Extracellular vesicles in host-parasite interaction of Entamoeba histolytica (Schaudinn, 1903) with primary monocytes

Abstract

Infection with the protozoan parasite Entamoeba histolytica (E. histolytica) is the cause of amebiasis. While most intestinal infections remain asymptomatic, a minority result in invasive disease. Invasive amebiasis, particularly amebic liver abscess (ALA) formation, occurs predominantly in adult men. An underlying immunopathology, crucially mediated by pro-inflammatory Ly6Chi monocytes, is known to contribute to liver damage in the murine model for the disease and differs between males and females. The mechanisms behind the switch from asymptomatic colonization to parasite invasion are incompletely understood to date. In order to investigate the interaction of the parasite with the host immune system, extracellular vesicles (EVs) as communicators between host and parasite were the focus of this study. EVs are membranous vesicles released by cells into their environment that contain protein, lipids, micro RNAs (miRNAs), and other types of cargo. They are involved in intercellular communication and pathogen-derived EVs have been demonstrated to modulate the host immune response in the context of a variety of infectious diseases. E. histolytica EVs and their effects on primary murine monocytes in vitro were studied here.
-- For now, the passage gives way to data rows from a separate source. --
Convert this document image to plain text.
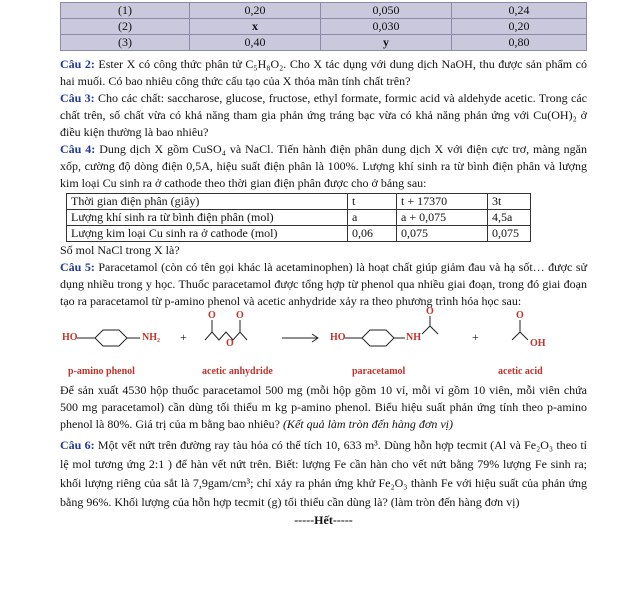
(1)	0,20	0,050	0,24
(2)	x	0,030	0,20
(3)	0,40	y	0,80

Câu 2: Ester X có công thức phân tử C₅H₈O₂. Cho X tác dụng với dung dịch NaOH, thu được sản phẩm có hai muối. Có bao nhiêu công thức cấu tạo của X thỏa mãn tính chất trên?

Câu 3: Cho các chất: saccharose, glucose, fructose, ethyl formate, formic acid và aldehyde acetic. Trong các chất trên, số chất vừa có khả năng tham gia phản ứng tráng bạc vừa có khả năng phản ứng với Cu(OH)₂ ở điều kiện thường là bao nhiêu?

Câu 4: Dung dịch X gồm CuSO₄ và NaCl. Tiến hành điện phân dung dịch X với điện cực trơ, màng ngăn xốp, cường độ dòng điện 0,5A, hiệu suất điện phân là 100%. Lượng khí sinh ra từ bình điện phân và lượng kim loại Cu sinh ra ở cathode theo thời gian điện phân được cho ở bảng sau:

Thời gian điện phân (giây)	t	t + 17370	3t
Lượng khí sinh ra từ bình điện phân (mol)	a	a + 0,075	4,5a
Lượng kim loại Cu sinh ra ở cathode (mol)	0,06	0,075	0,075

Số mol NaCl trong X là?

Câu 5: Paracetamol (còn có tên gọi khác là acetaminophen) là hoạt chất giúp giảm đau và hạ sốt… được sử dụng nhiều trong y học. Thuốc paracetamol được tổng hợp từ phenol qua nhiều giai đoạn, trong đó giai đoạn tạo ra paracetamol từ p-amino phenol và acetic anhydride xảy ra theo phương trình hóa học sau:

HO	NH₂ +
O O
O
HO	NH
O
+
O
OH
p-amino phenol	acetic anhydride	paracetamol	acetic acid

Để sản xuất 4530 hộp thuốc paracetamol 500 mg (mỗi hộp gồm 10 vỉ, mỗi vỉ gồm 10 viên, mỗi viên chứa 500 mg paracetamol) cần dùng tối thiểu m kg p-amino phenol. Biểu hiệu suất phản ứng tính theo p-amino phenol là 80%. Giá trị của m bằng bao nhiêu? (Kết quả làm tròn đến hàng đơn vị)

Câu 6: Một vết nứt trên đường ray tàu hỏa có thể tích 10, 633 m³. Dùng hỗn hợp tecmit (Al và Fe₂O₃ theo tỉ lệ mol tương ứng 2:1 ) để hàn vết nứt trên. Biết: lượng Fe cần hàn cho vết nứt bằng 79% lượng Fe sinh ra; khối lượng riêng của sắt là 7,9gam/cm³; chỉ xảy ra phản ứng khử Fe₂O₃ thành Fe với hiệu suất của phản ứng bằng 96%. Khối lượng của hỗn hợp tecmit (g) tối thiểu cần dùng là? (làm tròn đến hàng đơn vị)

-----Hết-----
EVs were isolated from amebic clones of differing pathogenicity (low pathogenic A1 and highly pathogenic B2) and characterized with regard to their size, as well as protein and miRNA content. Mass spectrometry and miRNA sequencing revealed differences in the respective cargo between EVs of the two clones that may play a role in pathogenicity. Analysis of the proteome obtained by mass spectrometry showed that E. histolytica EVs contained known pathogenicity factors (such as galactose/N-acetylgalactosamine (Gal/GalNac) lectin and the cysteine peptidase (CP) EhCP-A5) and were enriched in transmembrane and signaling proteins. Furthermore, de novo miRNA prediction revealed novel mature E. histolytica miRNAs that were present in EVs. Stimulation of male and female primary murine monocytes with EVs in vitro resulted in a proinflammatory response independent of pathogenicity of the corresponding amebic clone. This was characterized by an increase in the secretion of pro-inflammatory cytokines TNFa, IL-1b, IL-6, and IL-12p40, as well as the chemokines CCL3, CXCL1, and CXCL10, which was partially ablated upon heat inactivation of B2 but not A1 EVs. In addition, EV-stimulated monocytes expressed higher levels of the activation marker CD38 on their surface compared with negative controls. Transcriptome analysis revealed that EV stimulation resulted in activation of key immune pathways, including TLR, TNF, and NF-kB signaling in both male and female monocytes. While the gene expression patterns induced by EV stimulation were similar between male and female monocytes, some sex-specific differences could be detected, for example in the expression of Lhfpl2. Stimulation with A1 EVs triggered increased secretion of the granular enzyme myeloperoxidase by monocytes, an effect not observed after B2 EV stimulation. The same was observed in peripheral neutrophils.

In summary, it was shown that A1 and B2 clones of E. histolytica release EVs containing immunogenic molecules that activate male and female monocytes, resulting in a pro-inflammatory phenotype.